Singapore eases home finance rules


Sebastian Tong


July 20, 2005


Singapore eased restrictions on property financing and foreign home ownership Tuesday in a move that analysts say would boost the city-state's fragile property market.

Singapore Minister of National Development Mah Bow Tan told parliament that buyers would be allowed to borrow more from banks and use more of their pension funds to finance property purchases.

He also said the government has decided to make it easier for foreigners to buy private homes. In Singapore, 93 percent of the population owns a home - the highest ownership level in Asia.

The eagerly anticipated announcement, which will take effect immediately, gave a boost to property-related stocks on the Singapore stock exchange.

Virtually all property stocks soared to multi-year highs.
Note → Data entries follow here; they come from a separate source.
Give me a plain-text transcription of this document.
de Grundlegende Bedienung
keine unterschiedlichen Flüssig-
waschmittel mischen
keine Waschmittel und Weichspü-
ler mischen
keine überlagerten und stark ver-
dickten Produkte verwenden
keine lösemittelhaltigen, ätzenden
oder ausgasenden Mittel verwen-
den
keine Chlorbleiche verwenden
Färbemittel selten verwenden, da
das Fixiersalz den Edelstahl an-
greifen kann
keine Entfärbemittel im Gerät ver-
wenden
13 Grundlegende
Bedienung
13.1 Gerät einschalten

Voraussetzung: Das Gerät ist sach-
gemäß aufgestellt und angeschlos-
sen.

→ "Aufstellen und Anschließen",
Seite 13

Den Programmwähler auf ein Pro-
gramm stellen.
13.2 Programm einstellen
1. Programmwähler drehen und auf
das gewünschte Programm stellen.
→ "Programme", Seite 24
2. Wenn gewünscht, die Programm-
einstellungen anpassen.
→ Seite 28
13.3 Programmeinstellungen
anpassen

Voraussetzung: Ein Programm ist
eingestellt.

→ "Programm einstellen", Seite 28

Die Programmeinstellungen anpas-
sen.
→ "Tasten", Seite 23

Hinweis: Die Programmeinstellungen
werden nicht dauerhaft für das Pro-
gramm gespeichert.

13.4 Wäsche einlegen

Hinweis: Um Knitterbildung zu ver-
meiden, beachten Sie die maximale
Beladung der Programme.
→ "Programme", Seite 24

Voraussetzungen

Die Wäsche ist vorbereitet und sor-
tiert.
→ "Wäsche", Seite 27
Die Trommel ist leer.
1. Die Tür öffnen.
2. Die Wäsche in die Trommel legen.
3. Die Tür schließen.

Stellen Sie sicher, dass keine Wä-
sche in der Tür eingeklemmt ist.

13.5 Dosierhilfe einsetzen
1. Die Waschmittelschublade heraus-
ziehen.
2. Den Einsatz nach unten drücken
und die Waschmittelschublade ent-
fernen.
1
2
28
The property index jumped 8.4 percent - its biggest rise since December 2001 - to its highest level in more than five years.

The broader market rose 2 percent, its biggest single-day jump since May 2004, to close at its highest level since January 2000.

Bank stocks, such as DBS Group Holdings and Oversea-Chinese Banking Corp, also gained on investor hopes of rising demand for home loans.

Singapore real-estate prices are about 36 percent down from 1996 peaks and analysts say the new measures will spur a property sector recovery that has lagged other cities in Asia. ``It opens the window for those at the margins who couldn't afford to buy property before. It just depends on whether banks will take the risk or not,'' said GK Goh Economist Song Seng Wun.

Under the new regulations, property buyers will be able to borrow up to 90 percent of the total purchase price instead of the previous 80 percent.

The bank lending limit was introduced in 1996, just before the Asian financial crisis, as part of a raft of measures designed to cool an overheating property market.

Mah also said the central bank would study how to make mortgage insurance available in Singapore to protect banks against losses arising from loan defaults.

Under the new rules, buyers will also be able to use pension funds to buy private properties with 30 to 60 year leases. Previously, buyers could tap their mandatory pension savings to finance properties that had at least 60 years until the assets reverted to the holder of lease.

``This will give buyers a wider choice of financing options when purchasing properties,'' Mah said.

Singapore is also easing restrictions on foreign home ownership, allowing foreigners to buy apartments in buildings with less than six floors.

But foreigners will still need approval to buy landed property. Analysts also said investor confidence remained the key factor for the trade-dependent country as it was facing an uncertain export outlook.

``The question remains whether this move will make borrowers any more comfortable than they were before, given the jobs situation and the general lack of confidence among consumers,'' said Daiwa Institute of Research analyst David Lum.

Over 80 percent of the 4.5 million Singaporeans live in public flats purchased from the state housing agency.